Espace. Premier bilan des observations communiquées par le satellite
environnemental.
Envisat tient la planète à l'oeil
HUET Sylvestre
Un satellite, dix mille utilisateurs. C'est l'équation d'Envisat selon José Achache, directeur de l'Observation de la Terre à l'Agence spatiale européenne. Lancé le 1er mars 2002, c'est de l'espion costaud : le satellite le plus cher (2,3 milliards d'euros) et le plus gros (8 tonnes) lancé par l'Europe, avec dix instruments de haute technologie chargés de surveiller la planète. Hier, 700 scientifiques de 50 pays se sont réunis à Salzbourg pour détailler sa moisson de résultats.
«Spectaculaires». Océans, forêts, glaces, fleuves, végétation naturelle et champs cultivés, pollution de l'air ou trou d'ozone stratosphérique, mouvements de terrains dans les villes ou séismes... Envisat fait de tout, pour tout le monde. L'énorme flux de données envoyé par le satellite ne sert pas uniquement aux scientifiques qui cherchent à suivre et comprendre l'évolution du climat ou la chimie atmosphérique. De plus en plus d'applications se font jour : surveillance des inondations pour la sécurité civile ou les assureurs ; dénonciation des navires pollueurs pour les autorités maritimes et la justice ; surveillance des icebergs pour la sécurité des bateaux dans l'Atlantique nord. Ou encore prévision de l'état des océans pour les marins, qu'ils fassent la course ou pêchent du poisson...
Pour José Achache, la capacité du satellite à intervenir dans la chaîne de décision en cas de catastrophe fait partie des «résultats spectaculaires». «Nous sommes en mesure de donner aux autorités une image correctement traitée par une équipe de Strasbourg six heures seulement après le passage du satellite sur une zone inondée», insiste-t-il. Envisat fait partie d'un système opérationnel d'alerte et de surveillance satellitaire en cas de catastrophe naturelle mis en place par les agences spatiales et actif 24 heures sur 24. Un système utilisé pour les inondations, les éruptions volcaniques ou les séismes. Le radar d'Envisat a cartographié avec une grande précision les mouvements de terrain occasionnés par le séisme de Bam (Iran) ou ceux, plus subtils, provoqués par l'affaissement des sous-sols urbains.
«Accélération». Envisat vient de découvrir que le trou d'ozone stratosphérique, qui se forme au-dessus de l'Antarctique au printemps austral, apparaît cette année deux semaines plus tard que l'an dernier mais dans la moyenne des dix dernières années. Ses mesures de la surface des calottes de glaces polaires, bientôt complétées par celles de leur épaisseur par le satellite Cryosat, enregistrent la réaction de la cryosphère terrestre au réchauffement planétaire.Des mesures qui permettront de préciser l'ampleur du réchauffement planétaire.

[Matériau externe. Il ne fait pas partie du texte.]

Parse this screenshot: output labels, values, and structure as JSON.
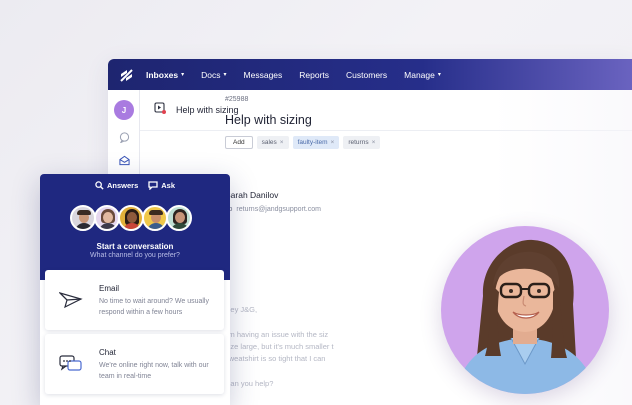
{
  "nav": {
    "items": [
      {
        "label": "Inboxes",
        "caret": true,
        "active": true
      },
      {
        "label": "Docs",
        "caret": true,
        "active": false
      },
      {
        "label": "Messages",
        "caret": false,
        "active": false
      },
      {
        "label": "Reports",
        "caret": false,
        "active": false
      },
      {
        "label": "Customers",
        "caret": false,
        "active": false
      },
      {
        "label": "Manage",
        "caret": true,
        "active": false
      }
    ]
  },
  "sidebar": {
    "avatar_initial": "J"
  },
  "conversation": {
    "header_title": "Help with sizing",
    "ticket_number": "#25988",
    "title": "Help with sizing",
    "add_tag_label": "Add",
    "tags": [
      "sales",
      "faulty-item",
      "returns"
    ],
    "sender_name": "Sarah Danilov",
    "to_label": "To",
    "to_address": "returns@jandgsupport.com",
    "messages": [
      "Hey J&G,",
      "I'm having an issue with the siz",
      "size large, but it's much smaller t",
      "sweatshirt is so tight that I can",
      "Can you help?"
    ]
  },
  "widget": {
    "tab_answers": "Answers",
    "tab_ask": "Ask",
    "start_title": "Start a conversation",
    "start_subtitle": "What channel do you prefer?",
    "email_title": "Email",
    "email_desc": "No time to wait around? We usually respond within a few hours",
    "chat_title": "Chat",
    "chat_desc": "We're online right now, talk with our team in real-time"
  },
  "colors": {
    "nav_bg": "#1e2570",
    "widget_bg": "#1f2880",
    "accent_purple": "#a97be0",
    "portrait_bg": "#cfa4ec"
  }
}
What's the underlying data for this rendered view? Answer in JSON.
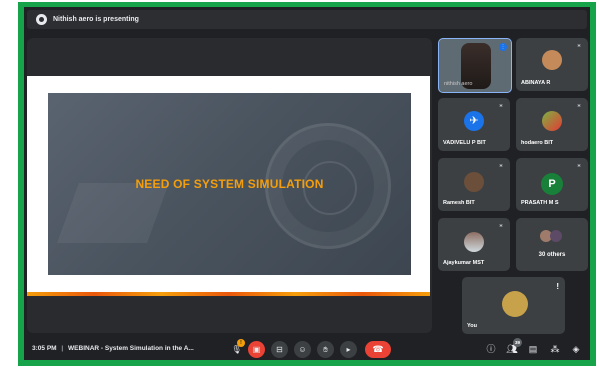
{
  "banner": {
    "text": "Nithish aero is presenting"
  },
  "slide": {
    "title": "NEED OF SYSTEM SIMULATION"
  },
  "participants": [
    {
      "name": "nithish aero",
      "muted": false
    },
    {
      "name": "ABINAYA R",
      "muted": true
    },
    {
      "name": "VADIVELU P BIT",
      "muted": true
    },
    {
      "name": "hodaero BIT",
      "muted": true
    },
    {
      "name": "Ramesh BIT",
      "muted": true
    },
    {
      "name": "PRASATH M S",
      "muted": true,
      "initial": "P"
    },
    {
      "name": "Ajaykumar MST",
      "muted": true
    },
    {
      "name": "30 others"
    }
  ],
  "self_tile": {
    "name": "You"
  },
  "bottombar": {
    "time": "3:05 PM",
    "separator": "|",
    "meeting_title": "WEBINAR - System Simulation in the A...",
    "people_count": "39",
    "mic_badge": "!"
  },
  "colors": {
    "accent_green": "#16a34a",
    "slide_title": "#f59e0b",
    "end_call": "#ea4335",
    "prasath_avatar": "#188038"
  }
}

Parmi les grands succès d'Envisat, «la surveillance des océans», estime Jean-Louis Fellous (Ifremer), qui en a présenté hier une vue d'ensemble. Là aussi, labos et ministères sont clients. Océanographes et climatologues bénéficient de l'observation continue de la topographie des océans grâce aux satellites précédents. «Nous pouvons en déduire que la hauteur moyenne des océans s'est élevée de 3 millimètres par an depuis 1992, date des premières mesures altimétriques de précision par le satellite franco-américain Topex Poséidon, précise Fellous. Si on y ajoute le réchauffement de la température de surface de 0,1 °C par décennie , mesurée depuis 1985 par satellite, c'est un signe clair de l'accélération des changements climatiques, puisque la moyenne du XXe siècle est estimée à 1 mm par an pour la hauteur et que le réchauffement moyen de la basse atmosphère au siècle dernier se situe autour de 0,6 °C.»

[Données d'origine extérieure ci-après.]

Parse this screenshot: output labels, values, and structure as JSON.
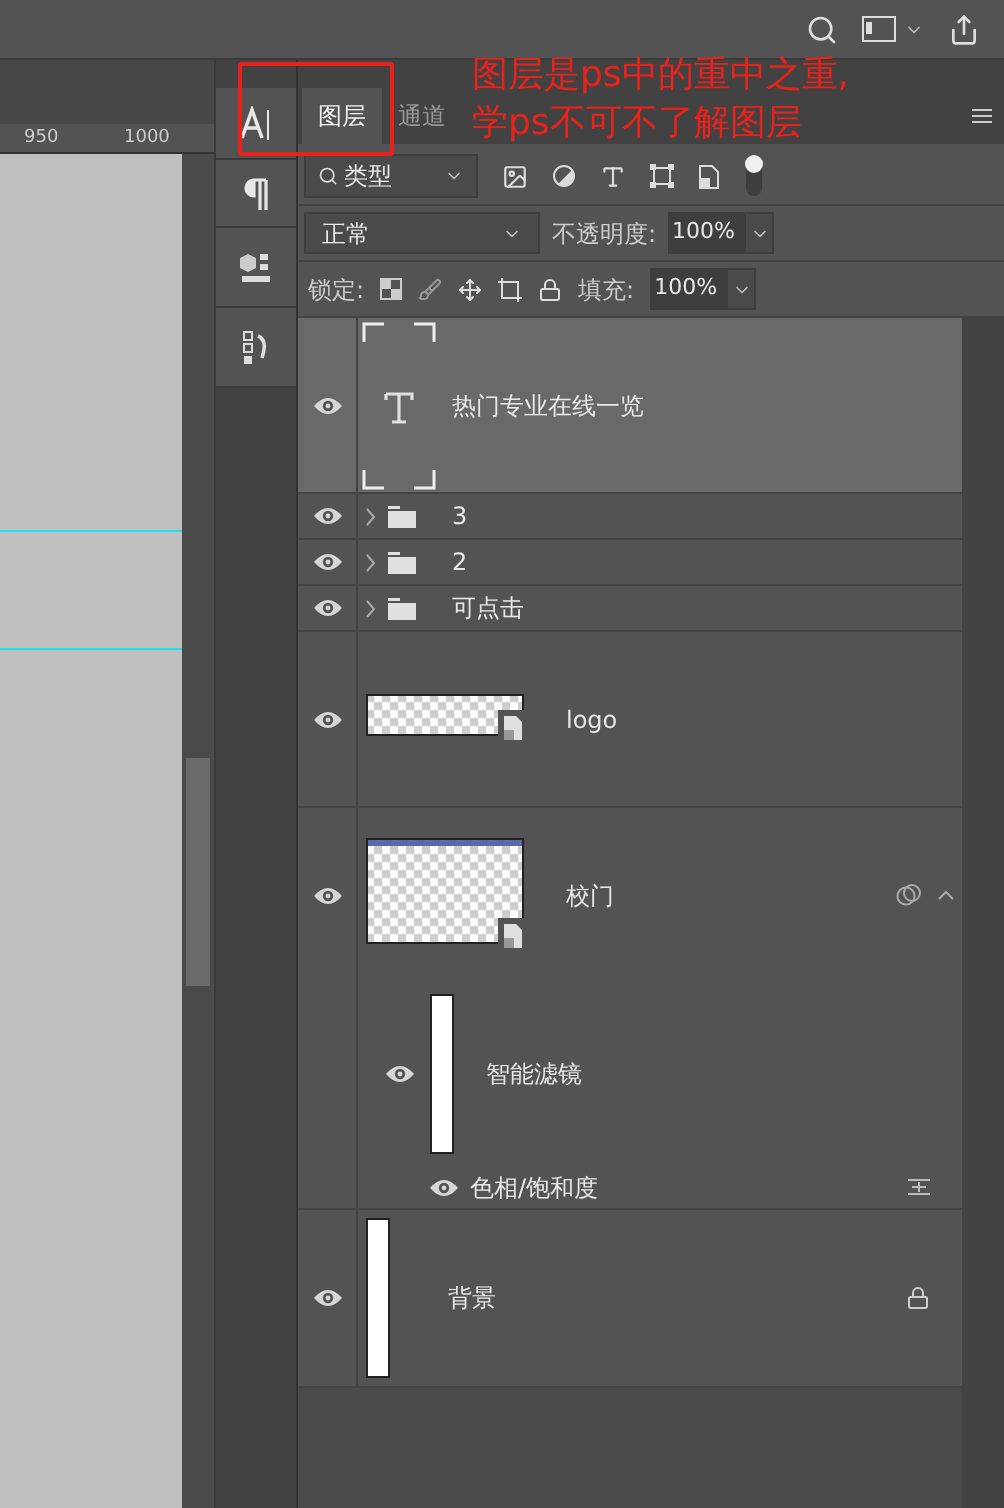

«Icebergs». Prisé des scientifiques, Envisat intéresse aussi... les pêcheurs. Ses données de température, couleur de l'eau et courants de surface sont utilisées pour réaliser des prévisions de l'état de la mer à quelques semaines, susceptibles d'orienter les pêcheurs vers les zones intéressantes. José Achache se félicite de la participation d'Envisat «à la surveillance des glaces polaires et surtout des icebergs menaçant les navires de l'Atlantique nord». Déjà, le Canada et la Norvège ont intégré ses données dans leur système opérationnel de surveillance et d'alerte des navires. Pourtant, regrette-t-il, malgré ces démonstrations d'efficacité, de nombreux services publics hésitent encore à investir dans la filière satellite.

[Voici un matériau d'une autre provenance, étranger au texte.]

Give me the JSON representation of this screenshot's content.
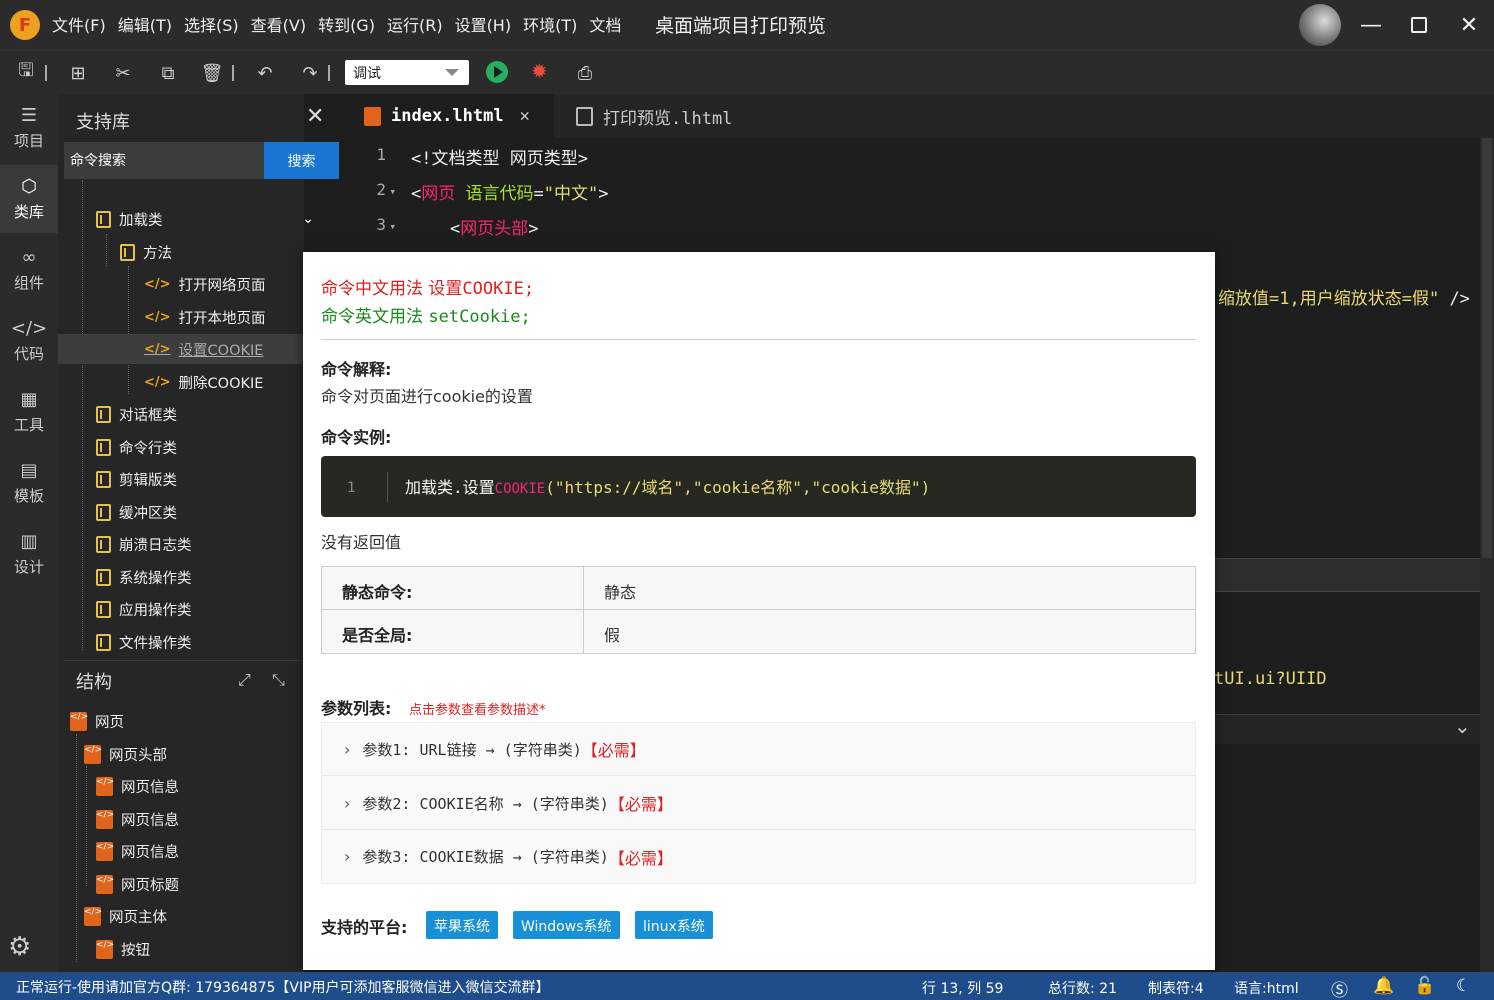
{
  "titlebar": {
    "logo": "F",
    "menu": [
      "文件(F)",
      "编辑(T)",
      "选择(S)",
      "查看(V)",
      "转到(G)",
      "运行(R)",
      "设置(H)",
      "环境(T)",
      "文档"
    ],
    "title": "桌面端项目打印预览"
  },
  "toolbar": {
    "mode": "调试",
    "icons": [
      "save-icon",
      "new-file-icon",
      "cut-icon",
      "copy-icon",
      "delete-icon",
      "undo-icon",
      "redo-icon",
      "run-icon",
      "debug-icon",
      "print-preview-icon"
    ]
  },
  "activity": [
    {
      "label": "项目",
      "icon": "layers-icon"
    },
    {
      "label": "类库",
      "icon": "cube-icon"
    },
    {
      "label": "组件",
      "icon": "link-icon"
    },
    {
      "label": "代码",
      "icon": "code-icon"
    },
    {
      "label": "工具",
      "icon": "tools-icon"
    },
    {
      "label": "模板",
      "icon": "template-icon"
    },
    {
      "label": "设计",
      "icon": "design-icon"
    }
  ],
  "library": {
    "title": "支持库",
    "search_placeholder": "命令搜索",
    "search_button": "搜索",
    "items": [
      {
        "label": "加载类",
        "type": "folder",
        "indent": 1
      },
      {
        "label": "方法",
        "type": "folder",
        "indent": 2
      },
      {
        "label": "打开网络页面",
        "type": "code",
        "indent": 3
      },
      {
        "label": "打开本地页面",
        "type": "code",
        "indent": 3
      },
      {
        "label": "设置COOKIE",
        "type": "code",
        "indent": 3,
        "selected": true
      },
      {
        "label": "删除COOKIE",
        "type": "code",
        "indent": 3
      },
      {
        "label": "对话框类",
        "type": "folder",
        "indent": 1
      },
      {
        "label": "命令行类",
        "type": "folder",
        "indent": 1
      },
      {
        "label": "剪辑版类",
        "type": "folder",
        "indent": 1
      },
      {
        "label": "缓冲区类",
        "type": "folder",
        "indent": 1
      },
      {
        "label": "崩溃日志类",
        "type": "folder",
        "indent": 1
      },
      {
        "label": "系统操作类",
        "type": "folder",
        "indent": 1
      },
      {
        "label": "应用操作类",
        "type": "folder",
        "indent": 1
      },
      {
        "label": "文件操作类",
        "type": "folder",
        "indent": 1
      }
    ]
  },
  "structure": {
    "title": "结构",
    "items": [
      {
        "label": "网页",
        "indent": 0
      },
      {
        "label": "网页头部",
        "indent": 1
      },
      {
        "label": "网页信息",
        "indent": 2
      },
      {
        "label": "网页信息",
        "indent": 2
      },
      {
        "label": "网页信息",
        "indent": 2
      },
      {
        "label": "网页标题",
        "indent": 2
      },
      {
        "label": "网页主体",
        "indent": 1
      },
      {
        "label": "按钮",
        "indent": 2
      }
    ]
  },
  "editor": {
    "tabs": [
      {
        "label": "index.lhtml",
        "active": true
      },
      {
        "label": "打印预览.lhtml",
        "active": false
      }
    ],
    "lines": [
      {
        "n": "1",
        "fold": ""
      },
      {
        "n": "2",
        "fold": "▾"
      },
      {
        "n": "3",
        "fold": "▾"
      }
    ],
    "line1": "<!文档类型 网页类型>",
    "line2_tag": "网页",
    "line2_attr": "语言代码",
    "line2_val": "\"中文\"",
    "line3_tag": "网页头部",
    "frag1": "缩放值=1,用户缩放状态=假\"",
    "frag1_end": "/>",
    "frag2": "tUI.ui?UIID"
  },
  "popup": {
    "cn_usage_label": "命令中文用法",
    "cn_usage": "设置COOKIE;",
    "en_usage_label": "命令英文用法",
    "en_usage": "setCookie;",
    "explain_title": "命令解释:",
    "explain_text": "命令对页面进行cookie的设置",
    "example_title": "命令实例:",
    "example_line_no": "1",
    "example_prefix": "加载类.设置",
    "example_kw": "COOKIE",
    "example_args": "(\"https://域名\",\"cookie名称\",\"cookie数据\")",
    "return_text": "没有返回值",
    "props": [
      {
        "key": "静态命令:",
        "value": "静态"
      },
      {
        "key": "是否全局:",
        "value": "假"
      }
    ],
    "params_title": "参数列表:",
    "params_hint": "点击参数查看参数描述*",
    "params": [
      {
        "text": "参数1: URL链接 → (字符串类)",
        "req": "【必需】"
      },
      {
        "text": "参数2: COOKIE名称 → (字符串类)",
        "req": "【必需】"
      },
      {
        "text": "参数3: COOKIE数据 → (字符串类)",
        "req": "【必需】"
      }
    ],
    "platforms_title": "支持的平台:",
    "platforms": [
      "苹果系统",
      "Windows系统",
      "linux系统"
    ]
  },
  "statusbar": {
    "left": "正常运行-使用请加官方Q群: 179364875【VIP用户可添加客服微信进入微信交流群】",
    "position": "行 13, 列 59",
    "total": "总行数: 21",
    "tab": "制表符:4",
    "lang": "语言:html"
  }
}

Catégorie : Sciences et techniques
Sujet(s) uniforme(s) :
Astronomie et exploration spatiale; Réchauffement de la planète
Sujets
- Libération : Agence spatiale européenne; Catastrophe naturelle; Climat;
Effet de serre; Mesure scientifique; Météorologie; Océanographie; Recherche
scientifique; Réunion; Salzbourg; Satellite d'observation; Succès;
Surveillance
Type(s) d'article : ARTICLE
Édition : QUOTIDIEN
PREMIERE EDITION
Taille : Moyen, 492 mots
© 2004 SA Libération. Tous droits réservés.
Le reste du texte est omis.